Even though maybe I should :)

brookst 4 days ago | parent [-]

> I mean, when I sit in a train I don’t spend half the ride saying “oh my god this is incredible, big thanks to whoever invented the wheel. So smooth!”

Two thoughts:

- In that context, neither do you expect people to be invested in why the train is nothing special, it’s basically a horse cart, etc, etc

- And maybe here’s where I’m weird: I often am overcome by the miracle of thousands of tons of metal hurtling along at 50 - 200mph, reliably, smoothly enough to work or eat, many thousands of times a day, for pennies per person per mile. I mean, I’ll get sucked in to how the latches to release the emergency windows were designed and manufactured at scale despite almost none of them ever being used. But maybe that’s just me.

nothrabannosir 4 days ago | parent [-]

Louis CK did a bit on this: https://www.youtube.com/watch?v=PdFB7q89_3U :)

My point isn’t that other people shouldn’t be amazed, it’s that I see this recurring assumption they aren’t. How do you know the people holding LLMs to higher standards aren’t also the same people who herald the dawn of a new AI era?

Emphasis in the text you quoted: “saying”, not “thinking”.
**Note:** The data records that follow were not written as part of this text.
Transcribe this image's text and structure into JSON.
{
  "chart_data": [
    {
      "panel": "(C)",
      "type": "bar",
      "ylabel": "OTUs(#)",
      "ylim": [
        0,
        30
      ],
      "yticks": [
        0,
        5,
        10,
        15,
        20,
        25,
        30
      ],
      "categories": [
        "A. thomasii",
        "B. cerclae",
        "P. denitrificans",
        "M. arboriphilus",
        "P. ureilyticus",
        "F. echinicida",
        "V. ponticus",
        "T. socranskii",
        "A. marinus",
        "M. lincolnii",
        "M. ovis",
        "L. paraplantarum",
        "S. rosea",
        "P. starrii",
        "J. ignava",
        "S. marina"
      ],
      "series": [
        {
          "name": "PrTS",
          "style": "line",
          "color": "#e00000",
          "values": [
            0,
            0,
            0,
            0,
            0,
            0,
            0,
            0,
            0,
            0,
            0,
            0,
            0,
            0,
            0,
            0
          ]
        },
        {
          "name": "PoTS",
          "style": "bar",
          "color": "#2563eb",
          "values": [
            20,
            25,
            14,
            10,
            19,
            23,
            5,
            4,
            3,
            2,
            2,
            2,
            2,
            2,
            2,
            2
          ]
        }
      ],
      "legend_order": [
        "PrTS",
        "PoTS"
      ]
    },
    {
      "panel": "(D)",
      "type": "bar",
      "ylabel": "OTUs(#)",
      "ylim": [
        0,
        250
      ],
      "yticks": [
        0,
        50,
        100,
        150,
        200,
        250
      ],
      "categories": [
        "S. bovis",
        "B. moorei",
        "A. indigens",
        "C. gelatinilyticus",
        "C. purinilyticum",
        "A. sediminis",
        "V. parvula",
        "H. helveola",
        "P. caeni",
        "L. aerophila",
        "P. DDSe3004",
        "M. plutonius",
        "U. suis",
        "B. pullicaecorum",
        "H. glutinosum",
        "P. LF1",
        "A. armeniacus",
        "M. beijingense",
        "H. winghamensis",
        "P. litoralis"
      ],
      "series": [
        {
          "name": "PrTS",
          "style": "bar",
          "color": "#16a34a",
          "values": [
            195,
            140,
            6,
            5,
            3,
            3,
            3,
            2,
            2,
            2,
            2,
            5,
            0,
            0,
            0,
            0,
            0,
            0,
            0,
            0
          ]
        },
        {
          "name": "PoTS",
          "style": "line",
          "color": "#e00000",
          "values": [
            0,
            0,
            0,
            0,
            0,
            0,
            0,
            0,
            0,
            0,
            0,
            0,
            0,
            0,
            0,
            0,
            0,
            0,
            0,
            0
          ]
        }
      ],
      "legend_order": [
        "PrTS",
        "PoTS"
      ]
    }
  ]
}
brookst 3 days ago | parent [-]

My point was more that there is a subset of technical people who delight in the “they’re not perfect, because / therefore they are just glorified spellcheck” fallacy. Search this thread for “spell” or “parrot” to see examples.

So I don’t think it’s the same people, because the tone is not “they’re amazing but have farther to go”; there is a substantial group who at least claims to believe there’s no qualitative difference between Opus 4.1 and the spellcheck in Word ‘95.

Not trying to be argumentative here; I appreciate the conversation and you’ve helped me sharpen my point, which I appreciate.